No doubt they'd quickly conclude that fiction is my true love, but that I also have a penchant for politics and sociology. But which books would stand out and cause surprise among those who think they know me? It's impossible to say, though I have a few ideas.
For instance, I think most would be truly shocked to discover the book Growing Up Brady in my collection! Yes, the book by Barry 'Greg Brady' Williams of The Brady Bunch. I've probably even shocked you by revealing this about myself.
Someone might no doubt conclude that I had some secret love for the old show, that perhaps I was hooked on the reruns, that I found something comforting and appealing in the simple, sunny Brady lifestyle. That perhaps I even harbored some sort of secret crush on Barry Williams.
The different possibilities of what my possession of the book could say about me are probably endless.
The truth is probably far less interesting than anything that could be guessed: I did like the Brady Bunch reruns when I was a kid, and I bought the book when I was young and read it two or three times. I wasn't enthralled so much at the behind the scenes look at the show as I was with the behind the scenes look at a child actor. At the time, I was going through a phase where I desperately wanted to be a movie star, as so many kids do.
I keep the book today not because I ever plan to read it again, but because it reminds me so strongly of that period of my life and of my dreams at that time.
I'm sure there are other books in my collection that would surprise people who know me and lead to all sorts of amusing speculation.
My point, really, is that the books we surround ourselves with tell stories beyond just the ones within the covers. They tell stories about us, about who we are. We keep each of them for a reason. If you read a book and hate everything about it, you're not likely to just put it back on your bookshelves afterwards, are you?
You keep a book because it's meant something to you.
Some people, like my parents, don't collect many books. My parents have their favorite used bookstore, a place that deals exclusively in paperbacks, where they buy their books, read them, and then trade them in towards more. Even so, my father has a collection of favorite authors whose books he's collected and kept, because they mean something to him.
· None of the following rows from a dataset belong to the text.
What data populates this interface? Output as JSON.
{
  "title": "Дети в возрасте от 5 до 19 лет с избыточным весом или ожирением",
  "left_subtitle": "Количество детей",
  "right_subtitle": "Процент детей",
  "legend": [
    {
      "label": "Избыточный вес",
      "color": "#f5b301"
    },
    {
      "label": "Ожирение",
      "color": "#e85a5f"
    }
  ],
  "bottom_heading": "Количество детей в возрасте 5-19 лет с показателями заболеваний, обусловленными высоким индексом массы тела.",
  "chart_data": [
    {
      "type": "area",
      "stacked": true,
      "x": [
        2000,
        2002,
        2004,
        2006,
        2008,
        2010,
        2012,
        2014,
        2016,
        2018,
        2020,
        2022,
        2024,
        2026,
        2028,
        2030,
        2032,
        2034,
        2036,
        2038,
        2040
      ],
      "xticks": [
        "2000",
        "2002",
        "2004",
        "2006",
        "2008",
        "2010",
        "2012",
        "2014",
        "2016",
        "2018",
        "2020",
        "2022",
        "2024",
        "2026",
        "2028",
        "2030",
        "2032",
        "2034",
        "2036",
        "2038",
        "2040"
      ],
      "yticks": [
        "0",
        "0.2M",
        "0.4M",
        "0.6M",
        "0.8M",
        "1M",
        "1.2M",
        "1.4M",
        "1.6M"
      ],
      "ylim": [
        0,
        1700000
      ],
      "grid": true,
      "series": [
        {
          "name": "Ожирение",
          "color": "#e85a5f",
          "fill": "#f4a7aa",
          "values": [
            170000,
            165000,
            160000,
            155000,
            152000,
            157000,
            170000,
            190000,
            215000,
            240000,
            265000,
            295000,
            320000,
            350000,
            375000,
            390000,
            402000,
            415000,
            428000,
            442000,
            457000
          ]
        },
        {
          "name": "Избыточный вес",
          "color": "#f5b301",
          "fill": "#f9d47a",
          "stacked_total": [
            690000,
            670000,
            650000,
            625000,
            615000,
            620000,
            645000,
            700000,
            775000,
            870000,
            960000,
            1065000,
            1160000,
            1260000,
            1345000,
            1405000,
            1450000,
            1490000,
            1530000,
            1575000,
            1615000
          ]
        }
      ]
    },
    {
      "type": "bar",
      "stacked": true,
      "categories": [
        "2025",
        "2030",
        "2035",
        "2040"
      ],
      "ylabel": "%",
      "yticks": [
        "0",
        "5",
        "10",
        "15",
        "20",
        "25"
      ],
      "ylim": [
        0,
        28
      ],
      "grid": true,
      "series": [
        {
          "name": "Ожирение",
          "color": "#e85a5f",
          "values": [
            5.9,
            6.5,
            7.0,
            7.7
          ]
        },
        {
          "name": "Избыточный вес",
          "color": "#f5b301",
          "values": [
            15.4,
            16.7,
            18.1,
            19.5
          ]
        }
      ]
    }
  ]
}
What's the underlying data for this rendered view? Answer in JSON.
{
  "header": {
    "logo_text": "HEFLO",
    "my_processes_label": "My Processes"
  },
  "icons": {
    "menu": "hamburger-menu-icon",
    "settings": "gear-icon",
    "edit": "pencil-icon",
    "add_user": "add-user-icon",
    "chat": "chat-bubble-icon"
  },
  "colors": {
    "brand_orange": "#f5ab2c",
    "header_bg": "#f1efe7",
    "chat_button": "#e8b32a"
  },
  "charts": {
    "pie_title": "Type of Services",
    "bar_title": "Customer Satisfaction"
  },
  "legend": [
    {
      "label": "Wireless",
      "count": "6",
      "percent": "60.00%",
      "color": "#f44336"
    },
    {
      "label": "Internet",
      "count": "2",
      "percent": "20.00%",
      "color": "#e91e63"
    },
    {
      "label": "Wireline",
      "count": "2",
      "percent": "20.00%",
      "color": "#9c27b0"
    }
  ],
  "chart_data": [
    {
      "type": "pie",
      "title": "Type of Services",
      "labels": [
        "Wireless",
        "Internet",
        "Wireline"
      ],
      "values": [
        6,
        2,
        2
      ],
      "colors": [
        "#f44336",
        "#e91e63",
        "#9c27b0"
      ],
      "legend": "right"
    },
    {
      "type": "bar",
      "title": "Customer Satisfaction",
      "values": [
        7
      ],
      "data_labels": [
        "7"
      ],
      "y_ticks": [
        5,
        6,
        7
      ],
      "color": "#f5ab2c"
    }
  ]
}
Of course, sometimes someone's bookshelves may be mere window dressing. The books upon the shelves may mean nothing at all to their possessor, or at least not in the sense that books usually mean something to readers. I had a roommate like this. When we first began sharing a place, I was impressed that my roommate had a decent sized collection of books, mostly on rock music and Russia. It was only over time that I came to realize that he bought the books out of a genuine interest in the subject, but never got around to actually reading any of them.
Bookcases, like people themselves, can be misleading in what they tell you.
But the next time you visit a friend and they have their bookshelves out where you can see them without snooping around, take a look. See what surprises you, see what they have to say about your friend.
Who knows, maybe they'll notice your interest and it will kick off a great discussion on books.
In the meantime, happy reading everyone.